LLMs massively expand the possibilities for AI-supported language processing. Large language models use deep learning techniques and are trained to recognize the patterns and relationships between words and phrases using billions of data sets. This enables them to process, understand, and generate human language.
Another group of digital purchasing assistants are LLM negotiation bots for tail spend orders. Due to the low individual volume of tail spend orders, most purchasing organizations do not consider it economically viable to use their own employees for negotiations. However, although individual tail spend orders have a low cost, the total volume can accumulate considerably.
Another group of digital purchasing assistants are LLM negotiation bots for tail-spend orders. Due to the low individual volume of tail spend orders, most purchasing organizations do not consider it economically viable to use their own employees for negotiations. However, although tail-spend orders individually cause low costs, the total volume can accumulate considerably.
LLM negotiation bots can exploit the savings potential of tail spend orders by automating the entire negotiation process: from selecting the orders to be negotiated, determining the negotiation strategy, conducting negotiations with the supplier, up to implementing the order.
Determination of product groups
A third current example is innovative LLM bots for automatically determining the product group, as provided by SAP Buying 360—a new function of SAP Ariba Buying and S/4 Cloud, Public Edition. In this use case, the use of AI also greatly relieves the burden on retailers, as determining merchandise categories is one of the most time-consuming tasks in their day-to-day work.
LLM bots offer purchasing departments a number of key benefits. In addition to tail spend savings, the reduction in time and costs through automated operational procurement processes ranks right at the top. As monotonous, repetitive tasks are taken over by machines, retailers can concentrate on strategic and innovative tasks. This increases their motivation and allows the sales department to focus more on improving procurement processes and supplier management. Regulatory requirements such as the German Supply Chain Duty of Care Act (LkSG) and increasing supply bottlenecks require comprehensive supply chain monitoring and risk management, now more than ever.

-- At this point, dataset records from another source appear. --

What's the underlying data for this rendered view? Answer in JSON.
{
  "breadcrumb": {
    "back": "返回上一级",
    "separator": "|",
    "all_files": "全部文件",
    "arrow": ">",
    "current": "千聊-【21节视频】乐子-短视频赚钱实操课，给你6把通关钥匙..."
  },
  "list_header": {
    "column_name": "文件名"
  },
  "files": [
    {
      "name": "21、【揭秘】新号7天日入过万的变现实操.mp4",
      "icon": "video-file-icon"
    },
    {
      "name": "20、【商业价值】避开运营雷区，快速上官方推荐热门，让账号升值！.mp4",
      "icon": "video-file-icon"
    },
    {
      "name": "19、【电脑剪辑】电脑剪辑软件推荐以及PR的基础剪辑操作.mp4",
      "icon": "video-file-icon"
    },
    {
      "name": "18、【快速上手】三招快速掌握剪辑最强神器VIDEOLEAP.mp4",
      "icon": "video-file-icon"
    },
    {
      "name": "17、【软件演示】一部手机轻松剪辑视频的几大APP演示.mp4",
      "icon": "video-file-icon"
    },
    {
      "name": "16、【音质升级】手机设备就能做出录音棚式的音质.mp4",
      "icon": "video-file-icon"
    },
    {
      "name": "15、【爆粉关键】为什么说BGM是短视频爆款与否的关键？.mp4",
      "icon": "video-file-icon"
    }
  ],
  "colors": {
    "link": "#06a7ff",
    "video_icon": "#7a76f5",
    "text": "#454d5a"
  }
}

Whereas requesters would have to rely on manual support from often overworked retail staff, the FAQ and negotiation bots can access the backend systems directly and can deal with any query or request immediately. In addition, the bots also optimize purchasing data quality. In order for the LLM bots to work reliably, the data records in the SAP back-end systems must be up-to-date, complete, error-free, consistent, and unmistakable. This forces retailers to continuously maintain their data. Requesters must also pay attention to these quality criteria when entering data to ensure their requests can be answered satisfactorily. High data quality significantly reduces error rates in operational procurement processes.
The introduction of modern LLM bots in SAP-based purchasing organizations should follow a clear road map. The next step is to use prompt engineering methods to communicate these questions to the generative AI model in such a way that it delivers high-quality and relevant results. As large language models can be trained to immediately recognize the intention of the questioner and assign the question to the corresponding use case, the development and implementation effort is significantly lower than for conventional chatbots. This is because separate paths have to be built for each use case. In contrast, a single LLM bot can cover many different tasks and applications within a retail organization.
It is important to start with change management measures early on in the project in order to increase user acceptance. This is the only way to ensure that requesters and suppliers are prepared to interact with the new text robots once they are released and put into operation.